Horseradish, known is scientific circles as Armoracia rusticana is a close relative to broccoli, cabbage and mustard. It grows as high as 5 feet (1.5 meters) with large leaves and beautiful white flowers.
Best When Used: The Horseradish root is best use when freshly broken providing the most pungent of tastes and unique aroma.
Myth: Ancient Greek myth states the horseradish root is worth its weight in gold for the myriad of medicinal uses. These medicinal applications were commonly used through the Renaissance period.
Good Health: Horseradish contains calcium, magnesium, phosphorus and vitamin C.
Medicinal Use: Known to herbalists through the ages as a diuretic, Horseradish is used in treatment of minor health problems such as urinary tract bronchitis, coughs, infections, and sinus infection. Recent biochemical research reports Horseradish kills harmful bacteria and has an immuno boosting constituent.
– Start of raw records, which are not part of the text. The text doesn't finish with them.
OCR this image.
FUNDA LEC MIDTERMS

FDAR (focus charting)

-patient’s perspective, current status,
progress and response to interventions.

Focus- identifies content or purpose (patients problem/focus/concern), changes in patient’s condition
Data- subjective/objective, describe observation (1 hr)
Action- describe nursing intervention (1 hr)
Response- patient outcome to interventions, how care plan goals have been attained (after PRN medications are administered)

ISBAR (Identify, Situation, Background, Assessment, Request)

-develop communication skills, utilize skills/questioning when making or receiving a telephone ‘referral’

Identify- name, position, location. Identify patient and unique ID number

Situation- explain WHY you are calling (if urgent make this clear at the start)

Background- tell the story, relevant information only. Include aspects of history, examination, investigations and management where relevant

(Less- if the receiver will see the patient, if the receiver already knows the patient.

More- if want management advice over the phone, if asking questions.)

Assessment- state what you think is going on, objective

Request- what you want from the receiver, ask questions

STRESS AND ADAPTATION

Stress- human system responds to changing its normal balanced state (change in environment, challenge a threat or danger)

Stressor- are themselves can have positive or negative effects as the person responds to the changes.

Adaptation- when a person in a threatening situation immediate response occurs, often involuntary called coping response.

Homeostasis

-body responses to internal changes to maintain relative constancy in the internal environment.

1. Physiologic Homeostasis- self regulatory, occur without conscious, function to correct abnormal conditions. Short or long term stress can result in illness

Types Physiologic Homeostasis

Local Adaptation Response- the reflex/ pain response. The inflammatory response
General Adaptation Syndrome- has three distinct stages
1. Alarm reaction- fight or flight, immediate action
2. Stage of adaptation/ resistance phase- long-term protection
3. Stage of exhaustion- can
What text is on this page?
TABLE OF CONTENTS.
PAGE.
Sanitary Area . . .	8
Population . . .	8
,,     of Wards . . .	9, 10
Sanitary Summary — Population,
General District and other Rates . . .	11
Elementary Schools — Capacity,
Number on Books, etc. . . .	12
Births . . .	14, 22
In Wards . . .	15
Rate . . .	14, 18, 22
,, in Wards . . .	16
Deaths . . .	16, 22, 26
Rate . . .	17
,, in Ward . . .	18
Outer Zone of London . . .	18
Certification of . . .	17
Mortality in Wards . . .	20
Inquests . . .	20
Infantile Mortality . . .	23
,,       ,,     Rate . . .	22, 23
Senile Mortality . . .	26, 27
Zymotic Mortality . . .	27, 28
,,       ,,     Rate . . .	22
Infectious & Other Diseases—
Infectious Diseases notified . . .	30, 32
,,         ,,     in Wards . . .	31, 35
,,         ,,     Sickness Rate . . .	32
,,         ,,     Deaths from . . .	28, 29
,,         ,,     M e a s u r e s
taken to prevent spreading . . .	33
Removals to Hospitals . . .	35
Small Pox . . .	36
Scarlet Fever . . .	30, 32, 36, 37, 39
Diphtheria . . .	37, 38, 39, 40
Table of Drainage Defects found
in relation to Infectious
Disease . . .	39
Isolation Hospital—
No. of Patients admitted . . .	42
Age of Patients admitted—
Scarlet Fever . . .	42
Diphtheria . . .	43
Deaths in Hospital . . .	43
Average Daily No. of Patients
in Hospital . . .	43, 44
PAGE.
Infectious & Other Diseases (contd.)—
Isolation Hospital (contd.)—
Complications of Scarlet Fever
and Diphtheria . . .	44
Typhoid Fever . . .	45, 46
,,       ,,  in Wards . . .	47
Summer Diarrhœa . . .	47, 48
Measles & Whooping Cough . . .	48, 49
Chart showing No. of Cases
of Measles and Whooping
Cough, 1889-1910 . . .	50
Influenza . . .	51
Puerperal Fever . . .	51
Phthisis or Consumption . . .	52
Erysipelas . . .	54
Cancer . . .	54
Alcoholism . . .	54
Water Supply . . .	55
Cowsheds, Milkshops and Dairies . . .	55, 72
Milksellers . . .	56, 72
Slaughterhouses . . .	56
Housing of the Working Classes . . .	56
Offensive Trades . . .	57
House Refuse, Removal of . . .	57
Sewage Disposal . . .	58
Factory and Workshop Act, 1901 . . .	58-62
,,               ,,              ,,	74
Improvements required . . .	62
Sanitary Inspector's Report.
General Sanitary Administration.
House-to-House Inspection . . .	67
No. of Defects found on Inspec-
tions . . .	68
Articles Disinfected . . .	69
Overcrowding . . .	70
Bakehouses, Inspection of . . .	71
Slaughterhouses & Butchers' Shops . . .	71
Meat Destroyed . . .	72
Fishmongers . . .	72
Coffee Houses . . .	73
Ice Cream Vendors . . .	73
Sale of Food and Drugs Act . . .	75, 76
Growing: The root grows better in a sunny area. Plant the root immediately in a moist hole twice as large as the root itself. Keep the area moist but not soggy wet. Add compost two or three time per growing season. Horseradish grows into zone 5. Harvest in the autumn after the first frost for the most pungent flavors.
Landscape: Horseradish is used as a border accent flowering plant.
Granny’s Horseradish Sauce
1 cup sour cream
1/4 cup horseradish
1/8 cup mayonnaise
2 Tbsp mustard
1 bunch chopped chives.
Blend together. Pour over steak or seafood.
Breakfast: Scramble 1-tsp in with scrambled eggs.
Lunch: Add ½ tsp to mayonnaise on a sandwich.